Shiite member of Iraqi parliament killed by a suicide car bomb

The oldest member of the Iraqi parliament Shiite Dhari Ali al-Fayadh, 87, was killed Tuesday by a suicide car bomb near Baghdad as he, his son, and bodyguards were headed to a parliamentary session in the capital, reports AP.

Al-Fayadh’s son and two of the bodyguards were also killed, four more bodyguards wounded. They were traveling from their farm in Rashidiya, some 35 kilometers (20 miles) northeast of Baghdad, said legislator Hummam Hammoudi, who heads the parliamentary committee charged with drafting Iraq's new constitution.

Al-Fayadh was a member of the country's largest Shiite political party, the Supreme Council of the Islamic Revolution in Iraq. The party is the senior member in the ruling coalition of the new parliament that was installed about three months ago. Dhari Ali al-Fayadh as the oldest member of parliament had acted as speaker until one was elected.

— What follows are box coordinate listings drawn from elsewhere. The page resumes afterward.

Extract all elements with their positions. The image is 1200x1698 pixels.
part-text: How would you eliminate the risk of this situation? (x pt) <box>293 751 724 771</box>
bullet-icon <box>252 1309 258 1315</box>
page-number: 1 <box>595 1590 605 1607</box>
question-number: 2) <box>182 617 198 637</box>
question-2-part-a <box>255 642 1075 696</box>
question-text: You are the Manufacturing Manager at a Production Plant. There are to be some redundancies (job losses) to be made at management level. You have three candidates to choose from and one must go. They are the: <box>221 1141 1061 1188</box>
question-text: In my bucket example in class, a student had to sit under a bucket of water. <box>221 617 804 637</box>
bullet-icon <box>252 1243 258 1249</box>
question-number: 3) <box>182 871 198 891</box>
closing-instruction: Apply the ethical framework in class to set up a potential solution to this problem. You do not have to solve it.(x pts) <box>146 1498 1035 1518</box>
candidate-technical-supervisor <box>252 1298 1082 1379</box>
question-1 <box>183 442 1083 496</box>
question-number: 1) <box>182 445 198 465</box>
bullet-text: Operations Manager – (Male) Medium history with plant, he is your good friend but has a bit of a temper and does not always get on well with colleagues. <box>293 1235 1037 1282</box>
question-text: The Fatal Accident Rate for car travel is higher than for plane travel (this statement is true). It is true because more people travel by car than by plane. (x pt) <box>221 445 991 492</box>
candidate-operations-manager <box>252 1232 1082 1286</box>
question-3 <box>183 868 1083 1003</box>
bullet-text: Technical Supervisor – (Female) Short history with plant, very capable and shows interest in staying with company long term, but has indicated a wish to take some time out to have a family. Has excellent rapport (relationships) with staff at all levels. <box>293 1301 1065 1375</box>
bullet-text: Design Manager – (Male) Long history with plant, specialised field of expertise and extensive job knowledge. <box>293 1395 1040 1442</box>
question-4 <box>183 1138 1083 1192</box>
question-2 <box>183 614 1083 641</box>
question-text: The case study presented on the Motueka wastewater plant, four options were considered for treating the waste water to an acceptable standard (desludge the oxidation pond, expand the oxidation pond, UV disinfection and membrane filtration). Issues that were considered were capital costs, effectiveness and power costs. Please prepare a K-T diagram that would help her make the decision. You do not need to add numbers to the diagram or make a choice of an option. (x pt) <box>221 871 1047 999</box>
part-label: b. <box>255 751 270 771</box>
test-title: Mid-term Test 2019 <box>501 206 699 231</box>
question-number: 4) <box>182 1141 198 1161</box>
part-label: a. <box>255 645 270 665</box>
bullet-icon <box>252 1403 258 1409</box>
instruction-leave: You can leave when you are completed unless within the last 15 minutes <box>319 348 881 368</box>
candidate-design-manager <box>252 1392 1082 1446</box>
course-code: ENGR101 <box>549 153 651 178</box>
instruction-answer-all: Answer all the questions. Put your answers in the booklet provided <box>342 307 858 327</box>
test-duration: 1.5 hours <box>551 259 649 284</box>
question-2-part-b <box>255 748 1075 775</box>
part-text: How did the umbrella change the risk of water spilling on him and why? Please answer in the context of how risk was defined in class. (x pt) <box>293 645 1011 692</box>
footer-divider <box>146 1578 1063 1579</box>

SCIRI leader Abel-Aziz al-Hakim called the assassination " a cowardly act." Iraq's National Assembly also denounced the attack.

Al-Fayadh was also a senior sheik from the al-Boamer tribe in the Mahmoudiya area, about 30 kilometers (20 miles) south of Baghdad and a hotbed of the Sunni-dominated insurgency. The attack appeared aimed at stoking tensions between minority Sunni Arabs and the country's Shiite majority.

Earlier U.S. Defense Secretary Donald H. Rumsfeld said it may take as long as 12 years to defeat the insurgents. He said Iraq's security forces will have to finish the job because American and foreign troops will have left the country by then.

The acts of violence against U.S. forces as well as civilians have risen dramatically in the recent days. On Monday a U.S. military attack helicopter with two pilots aboard crashed in a field north of Baghdad, the pilots were reported to be killed. Also on Monday a roadside explosion killed two civilians in a separate attack in Baghdad. The attack followed three suicide bombers who struck a police headquarters, an army base and a hospital around Mosul on Sunday, killing 33 people, including 15 police officers, in a setback to efforts to rebuild the northern city's police force.